2005 Annual Meeting
(345b) Transcriptional Regulatory Network Reconstruction Via Integer Linear Programming
Authors
Much effort has been recently dedicated to the identification of genome-wide transcription regulatory networks by means of comprehensive high-throughput experiments that are capable of capturing the systemic behavior of the transcription coordination phenomenon. However, such data have limited use if not interpreted by a coherent mathematical framework capable of deciphering the underlying mechanisms and interconnections within a global regulatory network. A fundamental advantage of Mathematical Programming methods with respect to statistical data treatment lies on the fact that the former rely on model-based decision making algorithms that require minimal human interference and, therefore, yield an unbiased treatment and extraction of information from large scale experimental results.

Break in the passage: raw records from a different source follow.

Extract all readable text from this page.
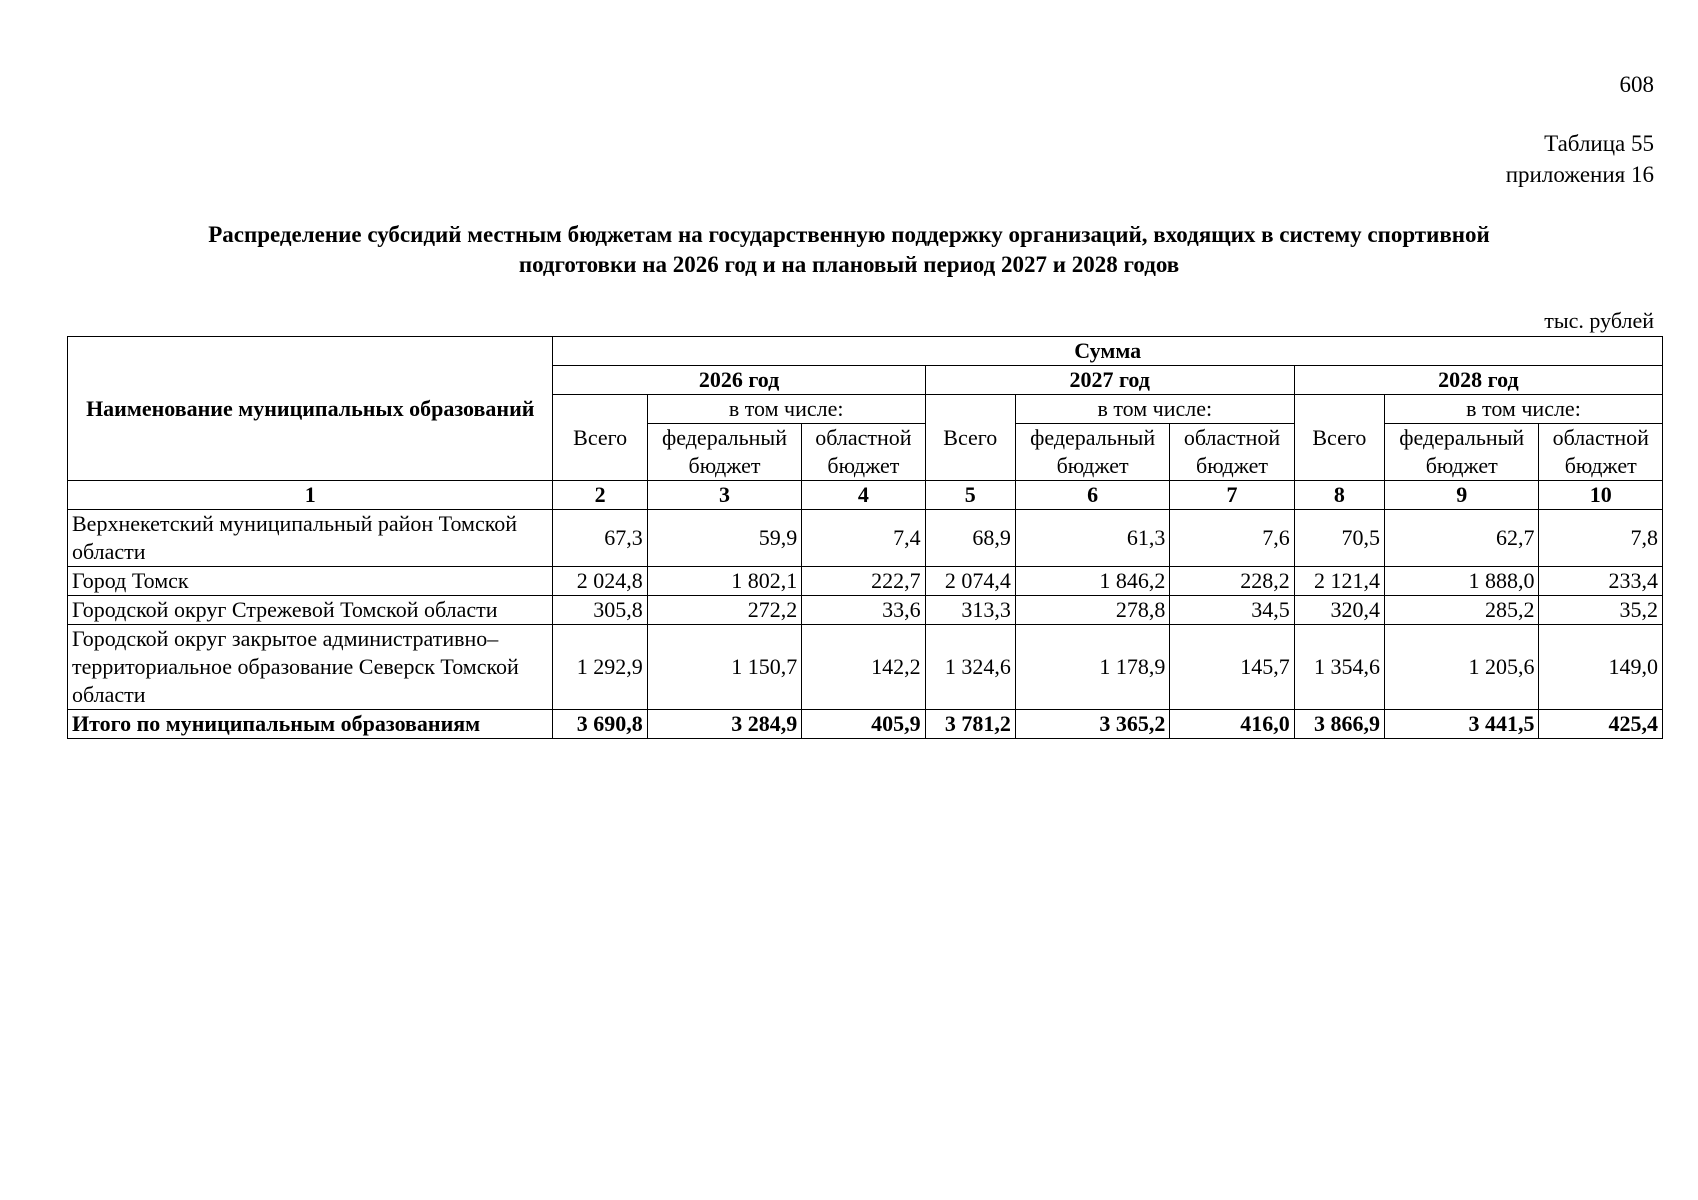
608
Таблица 55
приложения 16
Распределение субсидий местным бюджетам на государственную поддержку организаций, входящих в систему спортивной
подготовки на 2026 год и на плановый период 2027 и 2028 годов
тыс. рублей
Наименование муниципальных образований	Сумма								
	2026 год			2027 год			2028 год		
	Всего	в том числе:		Всего	в том числе:		Всего	в том числе:	
		федеральный бюджет	областной бюджет		федеральный бюджет	областной бюджет		федеральный бюджет	областной бюджет
1	2	3	4	5	6	7	8	9	10
Верхнекетский муниципальный район Томской области	67,3	59,9	7,4	68,9	61,3	7,6	70,5	62,7	7,8
Город Томск	2 024,8	1 802,1	222,7	2 074,4	1 846,2	228,2	2 121,4	1 888,0	233,4
Городской округ Стрежевой Томской области	305,8	272,2	33,6	313,3	278,8	34,5	320,4	285,2	35,2
Городской округ закрытое административно–территориальное образование Северск Томской области	1 292,9	1 150,7	142,2	1 324,6	1 178,9	145,7	1 354,6	1 205,6	149,0
Итого по муниципальным образованиям	3 690,8	3 284,9	405,9	3 781,2	3 365,2	416,0	3 866,9	3 441,5	425,4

The present work comprises the development of Linear Programming (LP) and Integer Linear Programming (ILP) approaches to model and analyze the gene regulatory network of S. cerevisiae, centered on a logic inference based representation of regulatory events and on a direct evaluation of experimental quantitative results found in literature (Lee et al., Science 298, 799, 2002; Harbison et al., Nature 431, 99, 2004). The former approach employs a network representation of regulatory pathways based on a bipartite graph formed by the complete set of Transcription Factors (TF) considered, linked to the entire set of genes from the studied organism. It further uses a quantification of regulatory signals as fluxes through this structure and the final problem is posed as a Minimum Cost Network Flow problem, for which many efficient solution procedures have been developed.
The approach based on ILP has the important advantages of being able to represent logical events in an unambiguous way, and of explicitly accounting for relationships between modeled variables, that can be expressed as sets of logical propositions. For that purpose, disjunctive programming approaches are used to represent transcriptional events synchronized by mutually exclusive regulatory elements such as direct interactions and expression of TFs. Possible interactions between TFs and genes are placed by the model in one of three categories: activation, repression, or the lack of a sensible interaction. From this definition, sets of constraints representing regulatory elements are defined for TF-Gene pairs that are found to interact in each of the defined possibilities. Microarray experiments data is used to define a set of physiological conditions upon which the expression profiles obtained will be based. The objective function is, then, defined in a way to minimize the existence of false TF-Gene interactions weighted by the probability that similar location analysis experimental results would be obtained from random values, for each of the pairs. Moreover, a high coherence between the expression predictions and microarrays experimental data is sought, which composes the second objective term.
Our preliminary results show that gene regulatory networks can effectively be modeled by linear relationships between appropriate variables resulting in LP and ILP problems. We successfully determined sets of regulatory interactions that concisely describe the influence of the expressed TF's on the coordination of genomic-scale transcription regulation. Furthermore, our method based on ILP is able to discern between activation and repression interactions, an important task that current statistical methods can not do. Further work is being dedicated to improving the applicability of the model and the computational methods applied for its solution.